English gets to use a sentence. It can be reworded any number of ways. I did a bit of quick googling and the clearest English I came up with for `Regulation (EC) No 1760/2000` is "Requirements for the Labelling of Minced Beef" which is a lot easier to process than Rinderkennzeichnungsfleischetikettierungsüberwachungsaufgabenübertragungsgesetz. The reason we split code over lines is the same reason we split sentences into words. Easier for the brain to parse.

I wonder do German brains work on a much longer context window because of the language?

  • 1718627440 8 hours ago

    > I wonder do German brains work on a much longer context window because of the language?

    Maybe, but more due to the spelling of numbers and long sentences. Compound words are not an example of this, since Germans can parse these words just fine as different things. It just means that the lowest "tokenization" in everyday use is not the word, but subcomponents of them.

    Do English native speakers "tokenize" expressions in words? Do you see it as '(labelling) (of) (minced)' or '(label)l(ing) (of) (minc)(ed)' ?

    I can't speak for most Germans, but the algorithm I think I use is just greedy from left to right. This is also consistent with how mistokenization in common puns works, so I think this is common.

    In primary school we trained to recognize syllable boundaries. Is that just a German thing, or is this common in other countries?

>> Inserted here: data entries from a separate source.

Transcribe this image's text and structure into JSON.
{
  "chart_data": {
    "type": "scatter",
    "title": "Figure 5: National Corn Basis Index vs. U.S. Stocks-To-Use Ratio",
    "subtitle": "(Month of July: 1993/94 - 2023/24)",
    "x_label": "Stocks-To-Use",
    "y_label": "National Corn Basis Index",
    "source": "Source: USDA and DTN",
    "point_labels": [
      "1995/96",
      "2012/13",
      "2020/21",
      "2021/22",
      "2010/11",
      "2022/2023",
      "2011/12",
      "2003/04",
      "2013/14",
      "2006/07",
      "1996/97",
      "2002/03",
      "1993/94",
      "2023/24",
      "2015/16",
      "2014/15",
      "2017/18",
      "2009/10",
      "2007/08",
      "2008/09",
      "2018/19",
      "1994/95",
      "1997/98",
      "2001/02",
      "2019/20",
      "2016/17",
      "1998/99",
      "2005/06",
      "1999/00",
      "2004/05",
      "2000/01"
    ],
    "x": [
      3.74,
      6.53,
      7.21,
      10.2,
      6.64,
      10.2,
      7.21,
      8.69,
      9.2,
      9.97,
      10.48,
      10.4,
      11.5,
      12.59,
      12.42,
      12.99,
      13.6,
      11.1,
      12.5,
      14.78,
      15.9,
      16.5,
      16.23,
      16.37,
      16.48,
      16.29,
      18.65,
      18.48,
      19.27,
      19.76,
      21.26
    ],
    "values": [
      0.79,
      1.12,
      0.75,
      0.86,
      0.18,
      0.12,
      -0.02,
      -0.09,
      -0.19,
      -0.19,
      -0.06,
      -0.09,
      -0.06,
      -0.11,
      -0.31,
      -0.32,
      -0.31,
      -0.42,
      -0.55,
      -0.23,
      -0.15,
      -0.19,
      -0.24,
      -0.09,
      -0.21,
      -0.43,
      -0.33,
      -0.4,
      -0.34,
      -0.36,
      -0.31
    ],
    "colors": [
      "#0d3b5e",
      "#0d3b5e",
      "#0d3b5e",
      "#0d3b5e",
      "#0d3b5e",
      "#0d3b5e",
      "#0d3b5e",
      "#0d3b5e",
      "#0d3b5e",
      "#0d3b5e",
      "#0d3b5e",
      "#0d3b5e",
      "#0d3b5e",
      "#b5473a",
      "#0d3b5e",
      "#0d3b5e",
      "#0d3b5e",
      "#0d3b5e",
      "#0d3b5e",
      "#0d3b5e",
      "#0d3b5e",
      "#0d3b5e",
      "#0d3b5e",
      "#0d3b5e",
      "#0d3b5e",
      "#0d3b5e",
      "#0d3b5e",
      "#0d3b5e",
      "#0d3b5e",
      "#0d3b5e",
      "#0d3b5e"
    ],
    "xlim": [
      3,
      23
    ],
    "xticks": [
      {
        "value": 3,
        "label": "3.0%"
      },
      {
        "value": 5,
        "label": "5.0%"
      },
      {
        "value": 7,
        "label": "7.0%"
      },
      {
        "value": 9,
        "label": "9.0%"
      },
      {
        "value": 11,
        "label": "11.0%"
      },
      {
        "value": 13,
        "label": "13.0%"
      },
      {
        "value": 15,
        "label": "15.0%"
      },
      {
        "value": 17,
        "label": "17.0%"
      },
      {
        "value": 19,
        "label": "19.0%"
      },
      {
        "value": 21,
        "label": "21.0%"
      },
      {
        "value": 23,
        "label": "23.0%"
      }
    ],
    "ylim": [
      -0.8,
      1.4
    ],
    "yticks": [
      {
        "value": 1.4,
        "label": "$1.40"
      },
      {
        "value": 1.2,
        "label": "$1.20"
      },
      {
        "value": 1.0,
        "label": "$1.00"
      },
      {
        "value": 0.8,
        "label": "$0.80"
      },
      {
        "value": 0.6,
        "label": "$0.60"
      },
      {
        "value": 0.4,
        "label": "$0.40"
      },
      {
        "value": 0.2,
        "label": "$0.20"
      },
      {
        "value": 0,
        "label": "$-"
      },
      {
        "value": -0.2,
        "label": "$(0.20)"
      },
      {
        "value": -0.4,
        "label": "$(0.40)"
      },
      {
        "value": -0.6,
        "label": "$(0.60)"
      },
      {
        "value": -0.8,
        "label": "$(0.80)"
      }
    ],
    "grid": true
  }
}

You need to know these for spelling and once you know these, separating word components becomes trivial.

  • detaro 11 hours ago

    a) the title of the regulation is not equivalent to the law (unsurprisingly), onestay42's translation is clunky but a lot closer

    b) the official title of the law was "Gesetz zur Übertragung der Aufgaben für die Überwachung der Rinderkennzeichnung und Rindfleischetikettierung", so how again is it that English "gets to use a sentence" and German doesn't? German has the choice depending on context, sometimes having one word is convenient.

    • arkensaw 10 hours ago

      I'm not a German speaker. Why would someone use such a long word as a convenience?

      • 1718627440 9 hours ago

        I am. It is a semantic difference. Single entities get referred to by a single word. If you use a word group to describe it, it means you don't consider it a single "thing", but a "system" described by the relations of single "things".

        The composed word also has a specific meaning that the same words with space between doesn't. For example "das rote Kraut" – "red herb" and "das Rotkraut" – "red cabbage". Also suppose "red cabbage" was grown in abnormal conditions, so it doesn't have the color pigments, it is still "red cabbage", but not "red" "cabbage". This is awkward to state in English, but no problem in German.

magarnicle 17 hours ago

Usually English will try to come up with a single, Latin-or-Greek-derived word for compound ideas like this, which is another bad habit.

So surgery is full of -ectomies instead of -cut-outs.

  • 1718627440 8 hours ago

    Medicine terms in German also use Latin or Greek, since this is the subject language, so this is a bad example.

bmacho 12 hours ago

Maybe in speech they are similar, but not in writing. The underlying construction is as different as it can be. English puts " " between words, and German does not.